Quando si trasferiscono nella casa disastrata, appena ereditata dallo zio di lui, Grace e Jackson - rispettivamente Jennifer Lawrence e Robert Pattinson - si promettono una vita meravigliosa: lei potrà finalmente scrivere il suo romanzo e lui avrà l'opportunità di incidere un disco. L'ipotesi di Harry, il bambino che nascerà poco dopo, dal culmine della loro passione, non è neppure contemplata. Sebbene in quelle mura, il suo arrivo, deflagrerà come una granata in zona di guerra.

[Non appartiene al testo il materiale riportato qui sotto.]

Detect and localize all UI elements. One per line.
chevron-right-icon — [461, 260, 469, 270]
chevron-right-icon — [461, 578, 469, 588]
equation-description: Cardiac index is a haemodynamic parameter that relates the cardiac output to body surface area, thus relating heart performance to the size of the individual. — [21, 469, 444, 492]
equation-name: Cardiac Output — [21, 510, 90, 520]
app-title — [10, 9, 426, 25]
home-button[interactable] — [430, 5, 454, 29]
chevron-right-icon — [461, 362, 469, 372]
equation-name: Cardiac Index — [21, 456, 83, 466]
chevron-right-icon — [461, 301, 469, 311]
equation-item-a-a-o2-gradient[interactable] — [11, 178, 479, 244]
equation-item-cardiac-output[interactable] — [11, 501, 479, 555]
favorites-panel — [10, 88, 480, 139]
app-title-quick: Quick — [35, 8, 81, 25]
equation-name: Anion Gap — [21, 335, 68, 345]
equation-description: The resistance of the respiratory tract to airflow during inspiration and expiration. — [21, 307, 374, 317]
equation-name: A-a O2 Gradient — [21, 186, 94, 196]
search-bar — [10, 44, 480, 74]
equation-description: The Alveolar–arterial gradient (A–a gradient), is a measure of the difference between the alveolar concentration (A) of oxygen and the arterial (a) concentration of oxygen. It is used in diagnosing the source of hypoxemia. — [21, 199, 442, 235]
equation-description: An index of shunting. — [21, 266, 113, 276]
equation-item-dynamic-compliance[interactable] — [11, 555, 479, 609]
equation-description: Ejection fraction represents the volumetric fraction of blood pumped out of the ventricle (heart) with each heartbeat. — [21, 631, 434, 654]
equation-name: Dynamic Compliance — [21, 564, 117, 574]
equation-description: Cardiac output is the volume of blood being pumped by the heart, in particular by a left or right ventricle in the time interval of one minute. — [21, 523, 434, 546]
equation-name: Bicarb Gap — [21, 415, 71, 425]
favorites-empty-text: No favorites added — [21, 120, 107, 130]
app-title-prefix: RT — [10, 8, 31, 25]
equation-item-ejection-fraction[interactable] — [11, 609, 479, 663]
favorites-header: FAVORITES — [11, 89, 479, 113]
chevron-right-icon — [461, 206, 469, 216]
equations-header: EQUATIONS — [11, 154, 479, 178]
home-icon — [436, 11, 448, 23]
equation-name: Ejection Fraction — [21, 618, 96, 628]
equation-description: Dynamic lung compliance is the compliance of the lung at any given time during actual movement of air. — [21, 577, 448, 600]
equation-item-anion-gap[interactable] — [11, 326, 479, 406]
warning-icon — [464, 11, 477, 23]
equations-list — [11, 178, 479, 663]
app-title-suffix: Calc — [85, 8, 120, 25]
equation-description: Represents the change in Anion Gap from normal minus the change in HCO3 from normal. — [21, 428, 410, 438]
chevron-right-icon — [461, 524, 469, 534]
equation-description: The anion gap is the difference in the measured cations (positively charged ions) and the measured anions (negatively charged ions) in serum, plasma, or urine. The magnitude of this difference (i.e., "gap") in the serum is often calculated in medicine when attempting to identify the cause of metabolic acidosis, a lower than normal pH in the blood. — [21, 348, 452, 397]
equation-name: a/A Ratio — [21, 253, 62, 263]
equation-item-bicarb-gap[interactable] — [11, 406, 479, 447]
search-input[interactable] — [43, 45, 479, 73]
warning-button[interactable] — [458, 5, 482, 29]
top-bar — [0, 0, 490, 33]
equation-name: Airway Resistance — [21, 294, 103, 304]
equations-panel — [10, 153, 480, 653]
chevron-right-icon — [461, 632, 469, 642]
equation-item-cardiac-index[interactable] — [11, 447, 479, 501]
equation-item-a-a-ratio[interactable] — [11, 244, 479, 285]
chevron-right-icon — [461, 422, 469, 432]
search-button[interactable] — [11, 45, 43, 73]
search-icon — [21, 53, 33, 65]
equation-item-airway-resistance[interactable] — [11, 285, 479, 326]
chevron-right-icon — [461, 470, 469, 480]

Di quelle promesse, di quella felicità, di quelle ambizioni resta solo l'eco in "Die My Love" che, secondo le disposizioni di Lynne Ramsay, regista e co-sceneggiatrice, dovrebbe narrare la depressione post-partum di Grace, entrata in crisi come donna, moglie e madre. Da spettatore, tuttavia, l'impressione è che i conti non tornino, perché a vederlo, il suo film, sembra più voler mettere in scena la storia d'amore (tossico) di due sboccati che non hanno voglia di assumersi le responsabilità di una relazione (stabile) e di ciò che significa crescere un figlio. E a tradire le premesse - quelle del romanzo Ammazzati Amore Mio di Ariana Harwicz, da cui è tratto - è il comportamento di Grace mostrato nei flashback, che non risulta poi così differente da quello osservato, nella sua versione di alterata di madre: in sostanza, non è che fosse mai stata esattamente il ritratto della normalità che ci saremmo aspetti. Per non parlare poi del secondo indizio - e quindi ecco la prova - quello di un marito che, pure, non aiuta affatto, che cerca di risolvere i problemi di coppia - di sesso, di comunicazione, di stabilità mentale - portando in una casa dove già regna il nervosismo, un cucciolo di cane che non smette mai di abbaiare, duettando in coro, o sollecitando, i pianti del neonato. Un marito che, non pago, di tanto in tanto lascia sola la moglie in questo manicomio e parte per lavoro, tornando a casa a distanza di giorni (suggestionando oltretutto la malafede di lei). Insomma, un contesto dentro il quale la diagnosi del post-partum passa decisamente in secondo piano, a prescindere da quanto la Ramsay possa insistere o perseverare nell'affermare il contrario.
Contraddizioni che non solo confondono la traiettoria della pellicola, ma che non riescono nemmeno a rielaborarla generandone una diversa, capace di avere senso. La Ramsey si accontenta di catturare le pazzie della Lawrence - le testate alle finestre, ai specchi, gli scatti d'ira e le imitazioni del cane - che, teoricamente, più che somigliare a una donna bisognosa di aiuto, dà l'impressione di voler attirare l'attenzione di un marito che non la guarda più come prima, che ha smesso di desiderarla sessualmente, respingendo le sue provocazioni e non interessandosi al suo stato di salute (mentale), al suo benessere (emotivo). Sembra viaggiare perennemente fuori binario "Die My Love", incapace di scegliersi un obiettivo e perseguirlo con l'intento di portarlo a termine chiaro e tondo. Bisogna attendere l'ultima mezz'ora per vedere Jackson smettere di remare contro la sua famiglia e compiere la sua prima azione logica, ovvero prendere Grace e accompagnarla in una struttura che l'aiuti a riprendersi mentalmente. La svolta che farebbe pensare a una mossa decisiva per la storia, a un riassestamento di idee da parte della Ramsey che, invece, nella scena successiva disfa nuovamente ogni nostra aspettativa, rimescolando tutto in maniera caotica.
Vuole essere tante cose insieme e contemporaneamente, allora, "Die My Love" e così facendo diventa semplicemente nessuna cosa messa a fuoco. Un film che rischia di risultare respingente per una buona fetta di spettatori, a cui magari potrebbe non bastare aggrapparsi alle allucinazioni e a qualche significato simbolico per unire puntini invisibili e giustificare due ore del suo tempo (perduto).